Volgens de Russische inlichtingendiensten zijn terroristen uit Dagestan en Tsjetsjenië na het uitbreken van de burgeroorlog in Syrië naar dat land getrokken, om aan de zijde van Islamitische Staat te vechten. In 2015 claimde IS dat het een afzonderlijke afdeling in de noordelijke Kaukasus had opgezet.
De meest recente aanslag die aan IS wordt toegeschreven is de aanval op de Crocus City Hall in Moskou, in maart. Daarbij kwamen zeker 140 mensen om het leven. De regionale afdeling IS-Khorasan eiste de verantwoordelijkheid voor die terreurdaad op.
„Dagestan is nu direct betrokken bij de oorlog in Oekraïne” - Sergei Melikov, gouverneur Dagestan
Moskou probeerde die aanslag te linken aan de oorlog in Oekraïne. Volgens de Russische autoriteiten zaten agenten van Kyiv en het Westen achter de aanval.
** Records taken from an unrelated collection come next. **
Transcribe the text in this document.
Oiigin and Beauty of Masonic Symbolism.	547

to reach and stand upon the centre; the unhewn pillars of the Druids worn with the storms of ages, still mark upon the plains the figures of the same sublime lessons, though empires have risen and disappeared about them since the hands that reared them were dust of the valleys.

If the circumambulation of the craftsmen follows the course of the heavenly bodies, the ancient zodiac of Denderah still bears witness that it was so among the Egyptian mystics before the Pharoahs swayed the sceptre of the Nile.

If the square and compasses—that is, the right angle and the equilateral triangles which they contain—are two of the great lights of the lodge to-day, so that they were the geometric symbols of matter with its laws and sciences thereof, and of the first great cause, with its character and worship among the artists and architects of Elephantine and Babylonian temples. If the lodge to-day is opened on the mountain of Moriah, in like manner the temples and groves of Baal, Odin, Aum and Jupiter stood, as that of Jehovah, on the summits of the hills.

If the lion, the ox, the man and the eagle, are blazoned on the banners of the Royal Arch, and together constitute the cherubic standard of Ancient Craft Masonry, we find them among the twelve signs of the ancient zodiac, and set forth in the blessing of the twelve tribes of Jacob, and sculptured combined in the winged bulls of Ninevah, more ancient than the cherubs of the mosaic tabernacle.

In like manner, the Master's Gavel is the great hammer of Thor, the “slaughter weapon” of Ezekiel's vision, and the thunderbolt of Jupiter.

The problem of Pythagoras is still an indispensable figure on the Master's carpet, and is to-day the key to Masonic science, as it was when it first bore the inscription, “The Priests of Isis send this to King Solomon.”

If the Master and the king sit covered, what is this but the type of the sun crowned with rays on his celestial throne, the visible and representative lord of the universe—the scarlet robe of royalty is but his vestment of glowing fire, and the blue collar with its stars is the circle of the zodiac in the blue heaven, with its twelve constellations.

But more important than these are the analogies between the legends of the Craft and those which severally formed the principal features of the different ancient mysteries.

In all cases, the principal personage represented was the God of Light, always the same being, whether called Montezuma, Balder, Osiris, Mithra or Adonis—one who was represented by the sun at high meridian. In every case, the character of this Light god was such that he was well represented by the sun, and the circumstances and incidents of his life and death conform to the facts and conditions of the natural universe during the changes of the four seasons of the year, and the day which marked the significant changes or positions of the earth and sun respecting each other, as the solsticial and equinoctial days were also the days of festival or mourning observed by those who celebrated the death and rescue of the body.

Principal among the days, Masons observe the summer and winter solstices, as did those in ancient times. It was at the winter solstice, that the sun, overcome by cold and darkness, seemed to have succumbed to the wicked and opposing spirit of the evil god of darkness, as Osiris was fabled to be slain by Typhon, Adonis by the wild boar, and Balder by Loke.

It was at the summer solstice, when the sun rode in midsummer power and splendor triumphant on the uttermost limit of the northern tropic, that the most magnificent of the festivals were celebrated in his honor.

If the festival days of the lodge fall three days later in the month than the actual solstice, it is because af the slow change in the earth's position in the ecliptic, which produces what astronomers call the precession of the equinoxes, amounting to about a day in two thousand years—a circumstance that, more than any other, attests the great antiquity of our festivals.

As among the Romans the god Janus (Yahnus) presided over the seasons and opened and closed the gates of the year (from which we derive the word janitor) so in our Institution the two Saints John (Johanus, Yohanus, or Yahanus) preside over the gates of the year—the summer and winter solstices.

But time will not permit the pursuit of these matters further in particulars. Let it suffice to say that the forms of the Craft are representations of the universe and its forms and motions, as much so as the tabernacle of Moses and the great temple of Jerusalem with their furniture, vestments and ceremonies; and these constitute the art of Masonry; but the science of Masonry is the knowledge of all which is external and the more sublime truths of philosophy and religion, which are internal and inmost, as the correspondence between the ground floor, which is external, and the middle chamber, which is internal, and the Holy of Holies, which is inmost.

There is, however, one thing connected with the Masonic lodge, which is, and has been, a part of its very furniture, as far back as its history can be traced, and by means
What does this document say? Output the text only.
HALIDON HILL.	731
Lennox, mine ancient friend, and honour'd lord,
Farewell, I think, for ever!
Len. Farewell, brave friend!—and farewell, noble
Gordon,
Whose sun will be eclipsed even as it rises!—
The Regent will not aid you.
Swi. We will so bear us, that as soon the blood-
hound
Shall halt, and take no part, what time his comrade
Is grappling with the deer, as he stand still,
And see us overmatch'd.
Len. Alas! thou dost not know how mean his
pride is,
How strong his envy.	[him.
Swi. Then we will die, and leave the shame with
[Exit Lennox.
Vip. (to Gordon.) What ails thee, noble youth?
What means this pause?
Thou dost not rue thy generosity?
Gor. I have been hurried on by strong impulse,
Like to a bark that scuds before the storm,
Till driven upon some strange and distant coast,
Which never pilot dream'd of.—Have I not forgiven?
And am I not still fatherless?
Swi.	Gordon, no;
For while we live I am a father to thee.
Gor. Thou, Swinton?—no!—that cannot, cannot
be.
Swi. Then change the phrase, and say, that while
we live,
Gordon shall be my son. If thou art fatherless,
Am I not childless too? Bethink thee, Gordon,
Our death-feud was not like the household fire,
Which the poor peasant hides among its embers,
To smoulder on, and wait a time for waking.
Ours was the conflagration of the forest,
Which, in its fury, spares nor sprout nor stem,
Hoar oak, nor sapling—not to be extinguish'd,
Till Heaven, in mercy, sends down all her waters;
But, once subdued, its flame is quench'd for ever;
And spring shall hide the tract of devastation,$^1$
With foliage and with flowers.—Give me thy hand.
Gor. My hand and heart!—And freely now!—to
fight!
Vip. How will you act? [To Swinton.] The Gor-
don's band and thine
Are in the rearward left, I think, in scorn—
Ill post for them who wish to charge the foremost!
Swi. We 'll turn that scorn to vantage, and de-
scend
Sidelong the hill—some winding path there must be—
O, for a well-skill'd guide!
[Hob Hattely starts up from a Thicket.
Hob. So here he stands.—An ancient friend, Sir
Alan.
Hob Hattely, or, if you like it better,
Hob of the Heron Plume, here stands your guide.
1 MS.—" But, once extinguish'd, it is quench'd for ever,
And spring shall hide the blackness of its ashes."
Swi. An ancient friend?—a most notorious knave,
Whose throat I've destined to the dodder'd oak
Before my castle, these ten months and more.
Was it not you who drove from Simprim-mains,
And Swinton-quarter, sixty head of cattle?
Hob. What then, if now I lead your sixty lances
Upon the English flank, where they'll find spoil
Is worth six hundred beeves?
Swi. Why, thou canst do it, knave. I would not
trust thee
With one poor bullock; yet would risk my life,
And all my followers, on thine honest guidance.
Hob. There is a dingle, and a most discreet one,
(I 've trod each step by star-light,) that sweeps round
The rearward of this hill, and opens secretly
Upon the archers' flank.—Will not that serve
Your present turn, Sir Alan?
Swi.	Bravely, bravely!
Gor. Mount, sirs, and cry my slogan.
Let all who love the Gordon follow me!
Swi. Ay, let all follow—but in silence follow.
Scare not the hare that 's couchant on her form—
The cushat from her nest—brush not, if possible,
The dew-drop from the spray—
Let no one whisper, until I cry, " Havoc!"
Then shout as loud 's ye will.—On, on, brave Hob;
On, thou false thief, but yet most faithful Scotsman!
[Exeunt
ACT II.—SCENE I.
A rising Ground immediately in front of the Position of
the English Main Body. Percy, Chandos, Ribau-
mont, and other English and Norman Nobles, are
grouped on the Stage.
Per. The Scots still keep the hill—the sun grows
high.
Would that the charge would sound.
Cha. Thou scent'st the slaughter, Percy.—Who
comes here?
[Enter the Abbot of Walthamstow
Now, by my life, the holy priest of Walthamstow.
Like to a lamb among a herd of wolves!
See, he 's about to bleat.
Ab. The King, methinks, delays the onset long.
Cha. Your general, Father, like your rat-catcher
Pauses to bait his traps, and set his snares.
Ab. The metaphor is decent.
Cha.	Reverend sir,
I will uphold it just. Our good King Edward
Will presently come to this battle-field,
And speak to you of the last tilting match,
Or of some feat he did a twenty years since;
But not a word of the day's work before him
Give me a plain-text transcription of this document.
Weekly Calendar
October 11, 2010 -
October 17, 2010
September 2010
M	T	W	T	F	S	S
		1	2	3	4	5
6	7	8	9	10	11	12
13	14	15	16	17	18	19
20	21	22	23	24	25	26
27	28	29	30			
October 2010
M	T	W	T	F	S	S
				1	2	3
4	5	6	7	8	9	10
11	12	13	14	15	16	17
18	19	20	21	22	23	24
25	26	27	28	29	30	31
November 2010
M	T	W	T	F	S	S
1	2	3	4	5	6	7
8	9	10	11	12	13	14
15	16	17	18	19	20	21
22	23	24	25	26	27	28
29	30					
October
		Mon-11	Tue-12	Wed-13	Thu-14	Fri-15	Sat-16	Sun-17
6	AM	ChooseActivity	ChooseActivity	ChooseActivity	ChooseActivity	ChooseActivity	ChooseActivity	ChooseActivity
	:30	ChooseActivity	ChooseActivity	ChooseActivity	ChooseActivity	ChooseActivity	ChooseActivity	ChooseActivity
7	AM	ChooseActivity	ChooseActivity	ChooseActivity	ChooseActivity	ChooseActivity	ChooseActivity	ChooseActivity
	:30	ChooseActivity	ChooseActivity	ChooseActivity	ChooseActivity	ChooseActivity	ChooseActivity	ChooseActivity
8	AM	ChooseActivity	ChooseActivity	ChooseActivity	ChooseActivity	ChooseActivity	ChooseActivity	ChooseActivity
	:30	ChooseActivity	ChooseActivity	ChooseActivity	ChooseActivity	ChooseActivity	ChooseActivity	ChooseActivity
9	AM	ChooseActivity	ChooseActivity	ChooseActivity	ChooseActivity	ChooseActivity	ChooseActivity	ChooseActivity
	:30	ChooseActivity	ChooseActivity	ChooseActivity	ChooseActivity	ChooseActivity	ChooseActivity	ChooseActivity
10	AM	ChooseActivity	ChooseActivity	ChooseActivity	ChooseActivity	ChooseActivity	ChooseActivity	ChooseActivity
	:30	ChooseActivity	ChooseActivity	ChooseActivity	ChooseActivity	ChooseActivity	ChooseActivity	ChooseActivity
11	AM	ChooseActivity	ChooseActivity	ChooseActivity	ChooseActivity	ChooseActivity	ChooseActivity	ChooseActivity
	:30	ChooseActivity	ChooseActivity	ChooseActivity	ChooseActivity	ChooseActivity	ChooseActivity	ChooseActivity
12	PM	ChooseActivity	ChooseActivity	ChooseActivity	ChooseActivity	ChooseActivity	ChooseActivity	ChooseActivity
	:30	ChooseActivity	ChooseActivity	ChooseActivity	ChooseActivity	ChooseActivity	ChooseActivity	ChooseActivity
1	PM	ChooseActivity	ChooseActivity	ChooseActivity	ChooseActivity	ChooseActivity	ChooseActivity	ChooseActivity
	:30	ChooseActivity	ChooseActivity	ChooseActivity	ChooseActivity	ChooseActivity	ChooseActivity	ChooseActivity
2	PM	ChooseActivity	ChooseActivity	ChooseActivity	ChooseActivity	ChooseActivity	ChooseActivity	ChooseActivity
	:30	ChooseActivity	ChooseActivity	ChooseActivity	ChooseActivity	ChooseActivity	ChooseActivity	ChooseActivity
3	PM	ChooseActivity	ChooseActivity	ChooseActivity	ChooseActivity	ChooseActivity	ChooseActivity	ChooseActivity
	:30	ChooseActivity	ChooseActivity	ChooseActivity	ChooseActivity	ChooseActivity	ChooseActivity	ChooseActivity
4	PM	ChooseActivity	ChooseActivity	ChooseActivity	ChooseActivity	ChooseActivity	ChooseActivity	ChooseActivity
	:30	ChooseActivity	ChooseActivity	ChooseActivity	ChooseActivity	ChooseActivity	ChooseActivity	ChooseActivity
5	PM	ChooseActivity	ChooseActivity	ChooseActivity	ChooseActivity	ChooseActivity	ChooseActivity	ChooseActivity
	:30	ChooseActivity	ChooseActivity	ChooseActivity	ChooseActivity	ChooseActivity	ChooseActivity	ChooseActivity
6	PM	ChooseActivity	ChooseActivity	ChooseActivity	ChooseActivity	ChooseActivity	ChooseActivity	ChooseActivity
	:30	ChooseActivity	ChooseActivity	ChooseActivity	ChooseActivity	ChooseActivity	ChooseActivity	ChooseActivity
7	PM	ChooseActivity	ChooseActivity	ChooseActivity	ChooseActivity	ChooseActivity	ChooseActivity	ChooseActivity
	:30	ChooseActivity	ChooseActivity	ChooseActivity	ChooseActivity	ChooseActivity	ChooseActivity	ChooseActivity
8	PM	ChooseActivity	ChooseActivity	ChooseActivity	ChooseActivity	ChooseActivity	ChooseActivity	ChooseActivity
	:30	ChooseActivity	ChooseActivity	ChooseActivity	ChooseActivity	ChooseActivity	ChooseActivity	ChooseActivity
De Russische president Vladimir Poetin verklaarde dat „Rusland niet het doelwit kan zijn terreuraanslagen door islamitische fundamentalisten” omdat het land „een voorbeeld is van interreligieuze harmonie en eenheid tussen volkeren”.
En ook nu weer suggereerde de Dagestaanse leider Melikov dat de aanslag van zondag in het buitenland was voorbereid en dat Dagestan „nu direct betrokken is bij de oorlog in Oekraïne”. „We weten wie er achter het organiseren van deze terreuraanvallen zit en welk doel zij nastreven.”